Por: Carlos Gulberti
En los últimos años, la relación entre Europa y Rusia ha pasado por momentos de tensión sin precedentes desde el final de la Guerra Fría. La invasión rusa de Ucrania en 2022 marcó un punto de inflexión, no solo para la seguridad en el continente, sino también para la percepción que Europa tiene de sí misma como actor geopolítico. La pregunta que muchos se hacen es clara: ¿está Europa preparada para enfrentarse a Rusia militarmente?
La respuesta, lamentablemente, no es sencilla. Europa, como entidad política y militar, es un conjunto diverso de naciones con diferentes capacidades, prioridades y visiones estratégicas. Aunque la Unión Europea (UE) y la Organización del Tratado del Atlántico Norte (OTAN) han trabajado para coordinar esfuerzos de defensa, la realidad es que la preparación militar del continente sigue siendo desigual y, en muchos aspectos, insuficiente.
Fortalezas y debilidades de Europa
Europa cuenta con algunas fortalezas significativas. En primer lugar, la OTAN sigue siendo la alianza militar más poderosa del mundo, y muchos de sus miembros europeos tienen fuerzas armadas bien entrenadas y equipadas. Países como Francia y el Reino Unido poseen capacidades nucleares, lo que actúa como un disuasivo importante frente a cualquier agresión. Además, Alemania, aunque históricamente reacia a aumentar su gasto militar, ha comenzado a invertir más en defensa tras la invasión de Ucrania.
Sin embargo, las debilidades son notorias.
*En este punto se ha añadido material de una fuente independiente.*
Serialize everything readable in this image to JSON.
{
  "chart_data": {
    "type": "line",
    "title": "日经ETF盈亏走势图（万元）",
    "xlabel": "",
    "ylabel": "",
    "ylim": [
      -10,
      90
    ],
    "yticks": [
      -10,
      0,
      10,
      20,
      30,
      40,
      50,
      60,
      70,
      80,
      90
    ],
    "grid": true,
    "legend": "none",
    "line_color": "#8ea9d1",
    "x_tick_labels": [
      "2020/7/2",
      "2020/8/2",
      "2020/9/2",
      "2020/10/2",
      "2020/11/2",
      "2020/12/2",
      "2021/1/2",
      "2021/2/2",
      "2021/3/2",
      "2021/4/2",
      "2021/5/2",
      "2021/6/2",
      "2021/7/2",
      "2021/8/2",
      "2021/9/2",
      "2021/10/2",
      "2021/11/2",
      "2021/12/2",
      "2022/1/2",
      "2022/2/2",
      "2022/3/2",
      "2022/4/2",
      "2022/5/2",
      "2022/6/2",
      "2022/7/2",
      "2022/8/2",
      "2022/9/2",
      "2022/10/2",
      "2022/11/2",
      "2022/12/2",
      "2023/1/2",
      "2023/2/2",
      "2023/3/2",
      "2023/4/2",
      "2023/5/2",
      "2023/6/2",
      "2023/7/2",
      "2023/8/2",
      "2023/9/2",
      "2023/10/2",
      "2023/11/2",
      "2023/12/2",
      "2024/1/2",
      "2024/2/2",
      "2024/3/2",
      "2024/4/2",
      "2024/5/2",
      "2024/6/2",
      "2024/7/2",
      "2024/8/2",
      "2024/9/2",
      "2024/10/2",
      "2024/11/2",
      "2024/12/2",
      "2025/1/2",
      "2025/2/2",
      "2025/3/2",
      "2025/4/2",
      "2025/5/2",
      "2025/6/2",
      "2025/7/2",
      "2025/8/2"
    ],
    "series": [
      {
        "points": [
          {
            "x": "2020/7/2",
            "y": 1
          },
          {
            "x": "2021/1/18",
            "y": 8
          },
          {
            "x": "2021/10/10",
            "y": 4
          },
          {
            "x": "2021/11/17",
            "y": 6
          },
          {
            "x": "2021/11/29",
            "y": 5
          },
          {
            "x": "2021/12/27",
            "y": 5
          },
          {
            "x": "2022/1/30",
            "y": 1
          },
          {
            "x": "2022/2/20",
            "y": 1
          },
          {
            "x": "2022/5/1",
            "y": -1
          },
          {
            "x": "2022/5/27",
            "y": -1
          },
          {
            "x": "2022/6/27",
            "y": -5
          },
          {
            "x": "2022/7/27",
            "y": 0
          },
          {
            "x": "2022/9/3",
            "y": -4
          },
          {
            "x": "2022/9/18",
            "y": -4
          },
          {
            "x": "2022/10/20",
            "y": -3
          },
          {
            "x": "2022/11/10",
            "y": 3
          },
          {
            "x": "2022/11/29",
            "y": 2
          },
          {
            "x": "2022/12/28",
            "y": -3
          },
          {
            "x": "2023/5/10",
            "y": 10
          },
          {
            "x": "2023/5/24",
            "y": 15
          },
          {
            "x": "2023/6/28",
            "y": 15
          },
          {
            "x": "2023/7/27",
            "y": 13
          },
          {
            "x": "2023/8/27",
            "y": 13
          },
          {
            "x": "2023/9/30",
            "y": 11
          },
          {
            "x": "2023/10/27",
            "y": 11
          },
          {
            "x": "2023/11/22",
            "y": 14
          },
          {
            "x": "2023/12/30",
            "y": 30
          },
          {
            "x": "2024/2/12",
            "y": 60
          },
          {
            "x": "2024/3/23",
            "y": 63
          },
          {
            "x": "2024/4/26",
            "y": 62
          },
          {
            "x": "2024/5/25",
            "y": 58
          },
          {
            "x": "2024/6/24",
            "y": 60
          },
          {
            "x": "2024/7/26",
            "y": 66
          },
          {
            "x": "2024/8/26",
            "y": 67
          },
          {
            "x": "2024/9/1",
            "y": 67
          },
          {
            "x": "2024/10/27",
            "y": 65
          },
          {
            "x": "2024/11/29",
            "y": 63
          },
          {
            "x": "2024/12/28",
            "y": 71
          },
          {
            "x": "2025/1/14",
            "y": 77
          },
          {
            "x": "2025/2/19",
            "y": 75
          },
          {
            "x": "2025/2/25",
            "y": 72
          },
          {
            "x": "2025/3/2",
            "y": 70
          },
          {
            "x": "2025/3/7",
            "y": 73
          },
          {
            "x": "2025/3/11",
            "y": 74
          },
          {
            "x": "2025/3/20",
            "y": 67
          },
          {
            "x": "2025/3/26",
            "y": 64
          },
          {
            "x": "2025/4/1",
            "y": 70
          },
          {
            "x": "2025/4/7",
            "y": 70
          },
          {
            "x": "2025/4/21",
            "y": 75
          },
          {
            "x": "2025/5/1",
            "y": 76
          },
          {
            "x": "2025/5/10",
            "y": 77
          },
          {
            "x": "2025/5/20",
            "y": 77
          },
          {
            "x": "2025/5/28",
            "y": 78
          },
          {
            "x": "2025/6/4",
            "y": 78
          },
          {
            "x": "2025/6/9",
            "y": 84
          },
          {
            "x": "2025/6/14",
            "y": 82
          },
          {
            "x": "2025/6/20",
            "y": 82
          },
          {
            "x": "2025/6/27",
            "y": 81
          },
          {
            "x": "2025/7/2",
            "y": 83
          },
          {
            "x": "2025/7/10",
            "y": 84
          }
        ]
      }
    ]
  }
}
Durante décadas, muchos países europeos recortaron sus presupuestos de defensa, confiando en la protección de Estados Unidos bajo el paraguas de la OTAN. Esta dependencia ha dejado a Europa en una posición vulnerable, especialmente en un momento en que Washington podría estar reconsiderando su papel como garante de la seguridad europea. Además, la falta de coordinación entre los ejércitos nacionales y la fragmentación en la adquisición de armamento dificultan una respuesta rápida y eficaz.
El papel de Rusia
Rusia, por su parte, ha demostrado ser un adversario formidable. A pesar de sus problemas económicos y las sanciones internacionales, Moscú ha mantenido una capacidad militar significativa, especialmente en lo que respecta a armamento nuclear, ciberguerra y guerra híbrida. Además, su disposición a utilizar la fuerza de manera unilateral, como se ha visto en Ucrania, Georgia y Siria, muestra que no duda en actuar cuando considera que sus intereses están en juego.
Sin embargo, Rusia también tiene sus limitaciones. Su economía, altamente dependiente de los recursos energéticos, es vulnerable a las fluctuaciones del mercado y a las sanciones. Además, su ejército convencional ha mostrado deficiencias en Ucrania, lo que sugiere que no es invencible. No obstante, esto no debe llevar a Europa a subestimar a Moscú, ya que su capacidad para causar daño sigue siendo considerable.
¿Qué debe hacer Europa?
Para estar verdaderamente preparada, Europa necesita tomar medidas urgentes. En primer lugar, es esencial aumentar el gasto en defensa. Muchos países ya han comenzado a hacerlo, pero es necesario que estos esfuerzos sean sostenidos y coordinados. La meta del 2% del PIB, establecida por la OTAN, debería ser el mínimo, no el objetivo final.

En segundo lugar, Europa debe mejorar la integración de sus fuerzas armadas. Proyectos como la Cooperación Estructurada Permanente (PESCO) de la UE son un paso en la dirección correcta, pero se necesita más. La creación de un ejército europeo, aunque polémica, podría ser una solución a largo plazo para garantizar una defensa eficaz y unificada.
Finalmente, Europa debe fortalecer su resiliencia frente a las amenazas no convencionales, como la ciberguerra y la desinformación. Estas tácticas han sido ampliamente utilizadas por Rusia para socavar la cohesión interna de los países europeos y es fundamental contar con mecanismos robustos para contrarrestarlas.
Europa no está completamente preparada para enfrentarse a Rusia militarmente, pero tiene los recursos y la capacidad para estarlo. Lo que falta es voluntad política y una visión estratégica clara. La invasión de Ucrania ha sido una llamada de atención, pero no basta con reaccionar ante las crisis. Europa debe tomar la iniciativa y asegurarse de que está lista para defender sus intereses y valores en un mundo cada vez más incierto y peligroso. El tiempo corre, y las decisiones que se tomen hoy determinarán el futuro de la seguridad europea.